Meine Idealisierung des Weihnachtsfestes erklärt, warum ich kleinste Störungen der Tradition mit Argwohn verfolge. Ich erinnere mich nicht an besonders schöne Weihnachten, weil sie immer gleich schön waren, gleich überraschungslos. Aber an das, was von der Norm abwich, erinnere ich mich. Zum Beispiel kam irgendwann die Freundin und nun Frau meines Bruders am 1. Weihnachtstag zu uns und später sogar an Heiligabend. Ich würde mich charakterlich gerne besser darstellen, aber meine Empörung darüber war die ersten Jahre nur zur Hälfte gespielt. Die Oma ist vor einigen Jahren gestorben, wie konnte sie es bloß wagen?

Einmal lud mein Vater eine Frau ein, die er in der Kur kennengelernt hatte, und als mein Zivildienst Gesprächsthema wurde, gab sie mir deutlich zu verstehen, dass ich da eine eher unpatriotische Entscheidung getroffen hätte. Eigentlich hätte ich ausrasten müssen, doch des Weihnachtsfriedens wegen ließ ich mich mit 20 Euro ruhigstellen. Die Nachbarskinder kommen auch nicht mehr rüber, sie haben mittlerweile selbst Kinder. Mein Bruder hat nun auch ein Kind, aber ich denke, es ist okay, dass es an Heiligabend mit am Tisch sitzt. Es wäre sehr herzlos, mein eigenes Patenkind zu verstoßen.

Aber so im Prinzip unterscheidet sich mein Weihnachten 1987 nicht sehr von Weihnachten 2015.

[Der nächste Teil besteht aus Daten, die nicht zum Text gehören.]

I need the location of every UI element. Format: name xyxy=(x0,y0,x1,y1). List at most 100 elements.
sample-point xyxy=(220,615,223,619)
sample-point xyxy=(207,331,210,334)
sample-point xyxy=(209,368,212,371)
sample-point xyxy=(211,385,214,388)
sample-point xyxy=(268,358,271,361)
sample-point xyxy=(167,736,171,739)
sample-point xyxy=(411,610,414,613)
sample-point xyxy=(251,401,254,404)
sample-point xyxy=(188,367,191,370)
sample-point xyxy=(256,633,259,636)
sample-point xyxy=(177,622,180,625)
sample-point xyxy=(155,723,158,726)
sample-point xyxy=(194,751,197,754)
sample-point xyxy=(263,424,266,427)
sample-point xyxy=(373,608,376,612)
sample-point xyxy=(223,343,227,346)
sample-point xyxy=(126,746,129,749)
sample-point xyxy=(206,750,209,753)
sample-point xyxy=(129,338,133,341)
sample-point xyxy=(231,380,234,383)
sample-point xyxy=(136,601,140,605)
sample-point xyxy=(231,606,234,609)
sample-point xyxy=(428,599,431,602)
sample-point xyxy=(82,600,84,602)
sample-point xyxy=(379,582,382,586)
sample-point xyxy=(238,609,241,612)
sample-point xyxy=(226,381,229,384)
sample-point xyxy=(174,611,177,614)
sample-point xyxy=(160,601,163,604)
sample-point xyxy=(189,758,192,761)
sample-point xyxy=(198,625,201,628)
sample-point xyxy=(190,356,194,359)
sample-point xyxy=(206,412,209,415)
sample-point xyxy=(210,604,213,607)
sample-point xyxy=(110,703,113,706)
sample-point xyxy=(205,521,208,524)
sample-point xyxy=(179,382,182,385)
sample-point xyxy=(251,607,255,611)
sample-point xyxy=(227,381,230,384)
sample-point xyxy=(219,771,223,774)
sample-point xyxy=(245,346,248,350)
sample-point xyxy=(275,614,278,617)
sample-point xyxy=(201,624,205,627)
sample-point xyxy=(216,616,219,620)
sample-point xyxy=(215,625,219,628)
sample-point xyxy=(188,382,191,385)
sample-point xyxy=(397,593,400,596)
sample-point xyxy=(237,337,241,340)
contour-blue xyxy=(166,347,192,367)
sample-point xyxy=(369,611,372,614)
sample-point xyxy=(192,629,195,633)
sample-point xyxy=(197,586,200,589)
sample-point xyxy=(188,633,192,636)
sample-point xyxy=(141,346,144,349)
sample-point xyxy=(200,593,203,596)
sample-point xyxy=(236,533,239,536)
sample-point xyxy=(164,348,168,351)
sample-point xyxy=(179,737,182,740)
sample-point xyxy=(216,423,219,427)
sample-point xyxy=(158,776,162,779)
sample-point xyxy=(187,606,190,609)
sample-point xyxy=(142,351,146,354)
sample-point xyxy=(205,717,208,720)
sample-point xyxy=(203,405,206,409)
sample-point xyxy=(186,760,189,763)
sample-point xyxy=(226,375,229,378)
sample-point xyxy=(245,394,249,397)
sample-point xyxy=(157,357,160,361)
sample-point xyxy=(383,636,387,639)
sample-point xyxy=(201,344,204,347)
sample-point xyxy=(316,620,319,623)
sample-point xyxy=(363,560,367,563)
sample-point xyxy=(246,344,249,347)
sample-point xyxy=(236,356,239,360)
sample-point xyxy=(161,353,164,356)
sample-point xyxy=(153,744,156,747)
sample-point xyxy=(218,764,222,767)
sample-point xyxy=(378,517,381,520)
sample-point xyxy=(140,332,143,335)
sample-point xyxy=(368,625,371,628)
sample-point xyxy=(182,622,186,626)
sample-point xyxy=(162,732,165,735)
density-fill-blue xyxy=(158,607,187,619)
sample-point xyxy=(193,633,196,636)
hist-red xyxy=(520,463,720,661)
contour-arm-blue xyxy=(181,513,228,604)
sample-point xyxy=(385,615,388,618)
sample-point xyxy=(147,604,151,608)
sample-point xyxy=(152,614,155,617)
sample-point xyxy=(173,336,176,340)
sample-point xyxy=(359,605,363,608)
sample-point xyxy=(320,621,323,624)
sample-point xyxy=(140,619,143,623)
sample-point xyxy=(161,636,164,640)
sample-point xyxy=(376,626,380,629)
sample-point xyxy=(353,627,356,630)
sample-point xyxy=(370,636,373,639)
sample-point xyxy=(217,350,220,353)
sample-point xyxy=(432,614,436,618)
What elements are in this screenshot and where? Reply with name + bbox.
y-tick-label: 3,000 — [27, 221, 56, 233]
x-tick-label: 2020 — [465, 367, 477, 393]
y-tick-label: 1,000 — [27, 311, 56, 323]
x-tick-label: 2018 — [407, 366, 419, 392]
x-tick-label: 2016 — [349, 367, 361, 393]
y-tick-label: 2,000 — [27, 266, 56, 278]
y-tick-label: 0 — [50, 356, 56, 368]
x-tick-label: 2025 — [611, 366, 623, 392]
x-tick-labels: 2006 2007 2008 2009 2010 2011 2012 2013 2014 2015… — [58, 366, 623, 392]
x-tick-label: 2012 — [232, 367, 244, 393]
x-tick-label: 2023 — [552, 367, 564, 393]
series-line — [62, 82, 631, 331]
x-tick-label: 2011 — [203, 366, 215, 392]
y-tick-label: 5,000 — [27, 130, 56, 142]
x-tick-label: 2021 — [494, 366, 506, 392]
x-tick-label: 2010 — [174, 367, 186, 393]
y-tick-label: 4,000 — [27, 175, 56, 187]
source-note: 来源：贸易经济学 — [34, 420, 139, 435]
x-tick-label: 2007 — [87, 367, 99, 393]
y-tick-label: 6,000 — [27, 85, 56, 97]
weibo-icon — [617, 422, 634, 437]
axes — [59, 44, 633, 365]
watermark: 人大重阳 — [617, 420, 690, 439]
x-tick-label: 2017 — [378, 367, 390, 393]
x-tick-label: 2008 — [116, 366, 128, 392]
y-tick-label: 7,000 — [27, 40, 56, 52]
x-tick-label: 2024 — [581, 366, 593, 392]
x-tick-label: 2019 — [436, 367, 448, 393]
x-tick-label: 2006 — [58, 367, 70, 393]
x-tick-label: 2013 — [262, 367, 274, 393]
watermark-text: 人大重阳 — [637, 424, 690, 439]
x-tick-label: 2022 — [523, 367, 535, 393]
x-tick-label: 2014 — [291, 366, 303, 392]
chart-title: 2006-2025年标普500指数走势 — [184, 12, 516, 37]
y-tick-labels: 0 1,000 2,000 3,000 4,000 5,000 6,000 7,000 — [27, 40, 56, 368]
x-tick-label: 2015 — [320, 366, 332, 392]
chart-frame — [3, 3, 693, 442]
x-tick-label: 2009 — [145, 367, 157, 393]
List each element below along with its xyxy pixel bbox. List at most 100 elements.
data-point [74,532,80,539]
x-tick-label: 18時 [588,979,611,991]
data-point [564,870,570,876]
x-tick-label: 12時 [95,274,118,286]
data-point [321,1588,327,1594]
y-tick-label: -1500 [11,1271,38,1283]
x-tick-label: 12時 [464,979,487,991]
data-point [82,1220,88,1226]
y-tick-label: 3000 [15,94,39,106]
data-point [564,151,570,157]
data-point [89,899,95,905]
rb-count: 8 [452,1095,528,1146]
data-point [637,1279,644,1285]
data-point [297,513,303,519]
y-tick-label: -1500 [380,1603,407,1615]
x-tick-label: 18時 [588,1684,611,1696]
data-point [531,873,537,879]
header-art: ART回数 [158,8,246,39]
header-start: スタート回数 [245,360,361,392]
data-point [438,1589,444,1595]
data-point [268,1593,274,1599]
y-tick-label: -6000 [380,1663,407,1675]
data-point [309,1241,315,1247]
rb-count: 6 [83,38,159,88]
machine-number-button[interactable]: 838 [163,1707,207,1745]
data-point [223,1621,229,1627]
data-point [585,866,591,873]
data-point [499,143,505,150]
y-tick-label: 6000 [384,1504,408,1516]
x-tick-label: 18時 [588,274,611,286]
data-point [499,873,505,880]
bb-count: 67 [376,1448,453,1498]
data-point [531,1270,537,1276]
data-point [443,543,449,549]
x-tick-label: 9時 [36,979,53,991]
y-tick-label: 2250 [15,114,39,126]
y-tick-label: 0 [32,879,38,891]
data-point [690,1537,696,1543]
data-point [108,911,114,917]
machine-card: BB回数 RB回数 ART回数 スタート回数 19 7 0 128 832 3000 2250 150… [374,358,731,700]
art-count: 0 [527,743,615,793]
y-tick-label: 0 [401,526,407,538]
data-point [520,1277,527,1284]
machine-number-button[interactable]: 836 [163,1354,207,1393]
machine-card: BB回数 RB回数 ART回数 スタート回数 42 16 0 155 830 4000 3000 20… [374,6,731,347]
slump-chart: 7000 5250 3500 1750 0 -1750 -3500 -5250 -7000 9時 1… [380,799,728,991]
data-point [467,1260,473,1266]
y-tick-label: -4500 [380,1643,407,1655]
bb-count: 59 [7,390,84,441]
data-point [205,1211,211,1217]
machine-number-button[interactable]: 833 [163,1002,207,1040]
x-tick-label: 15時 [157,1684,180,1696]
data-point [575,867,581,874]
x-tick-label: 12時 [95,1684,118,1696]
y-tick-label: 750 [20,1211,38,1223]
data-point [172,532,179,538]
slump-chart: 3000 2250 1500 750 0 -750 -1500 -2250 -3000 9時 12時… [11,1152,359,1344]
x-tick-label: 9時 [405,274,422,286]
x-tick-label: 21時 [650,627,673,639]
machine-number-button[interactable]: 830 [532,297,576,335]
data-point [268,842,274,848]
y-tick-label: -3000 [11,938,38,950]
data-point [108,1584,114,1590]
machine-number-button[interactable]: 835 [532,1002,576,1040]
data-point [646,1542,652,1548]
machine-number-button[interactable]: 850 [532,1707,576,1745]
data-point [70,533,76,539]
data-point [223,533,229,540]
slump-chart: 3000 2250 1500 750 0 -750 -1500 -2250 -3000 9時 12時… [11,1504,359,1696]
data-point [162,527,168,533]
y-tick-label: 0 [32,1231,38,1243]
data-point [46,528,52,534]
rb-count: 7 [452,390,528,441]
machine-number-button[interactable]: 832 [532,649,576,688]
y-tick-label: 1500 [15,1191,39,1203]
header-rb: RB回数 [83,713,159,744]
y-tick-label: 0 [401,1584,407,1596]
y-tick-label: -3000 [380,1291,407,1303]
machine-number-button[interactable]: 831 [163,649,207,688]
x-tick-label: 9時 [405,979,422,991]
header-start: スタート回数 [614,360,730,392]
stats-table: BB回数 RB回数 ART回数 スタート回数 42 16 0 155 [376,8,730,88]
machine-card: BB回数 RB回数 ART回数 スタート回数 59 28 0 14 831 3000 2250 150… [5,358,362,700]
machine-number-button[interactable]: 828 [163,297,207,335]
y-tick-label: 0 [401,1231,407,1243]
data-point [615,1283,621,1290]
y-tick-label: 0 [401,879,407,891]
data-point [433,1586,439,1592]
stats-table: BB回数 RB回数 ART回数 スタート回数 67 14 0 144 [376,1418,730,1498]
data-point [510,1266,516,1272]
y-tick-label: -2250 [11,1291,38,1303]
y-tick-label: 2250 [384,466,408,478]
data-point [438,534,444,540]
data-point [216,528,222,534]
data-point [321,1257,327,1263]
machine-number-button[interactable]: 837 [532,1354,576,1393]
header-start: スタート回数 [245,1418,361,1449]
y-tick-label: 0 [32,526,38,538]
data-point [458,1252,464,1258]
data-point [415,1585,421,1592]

Nur einmal, da wollten wir es anders machen. In den dunkelsten Winkeln unserer Gehirne sponnen wir mit den Nachbarn den Gedanken, Heiligabend zusammen zu feiern. Auf der Terrasse. Im Dezember. Im Winter. Heiligabend. Und so saßen wir, nur mäßig gewärmt durch einen Herzstrahler, auf der immerhin überdachten Terrasse, trugen rote Elchgeweihe auf dem Kopf und stellten uns vor, dass dies nun der Heilige Abend war und nicht bloß eine ziemliche Schnapsidee, die nur auf dem Papier irre witzig klang. Auf dem Rasen lag Schneematsch. Zur Bescherung kehrte jeder unter seinen eigenen Baum zurück.

Es ist das Weihnachten, an das ich die deutlichsten Erinnerungen habe.

Wir haben nicht einmal diskutiert, es zu wiederholen.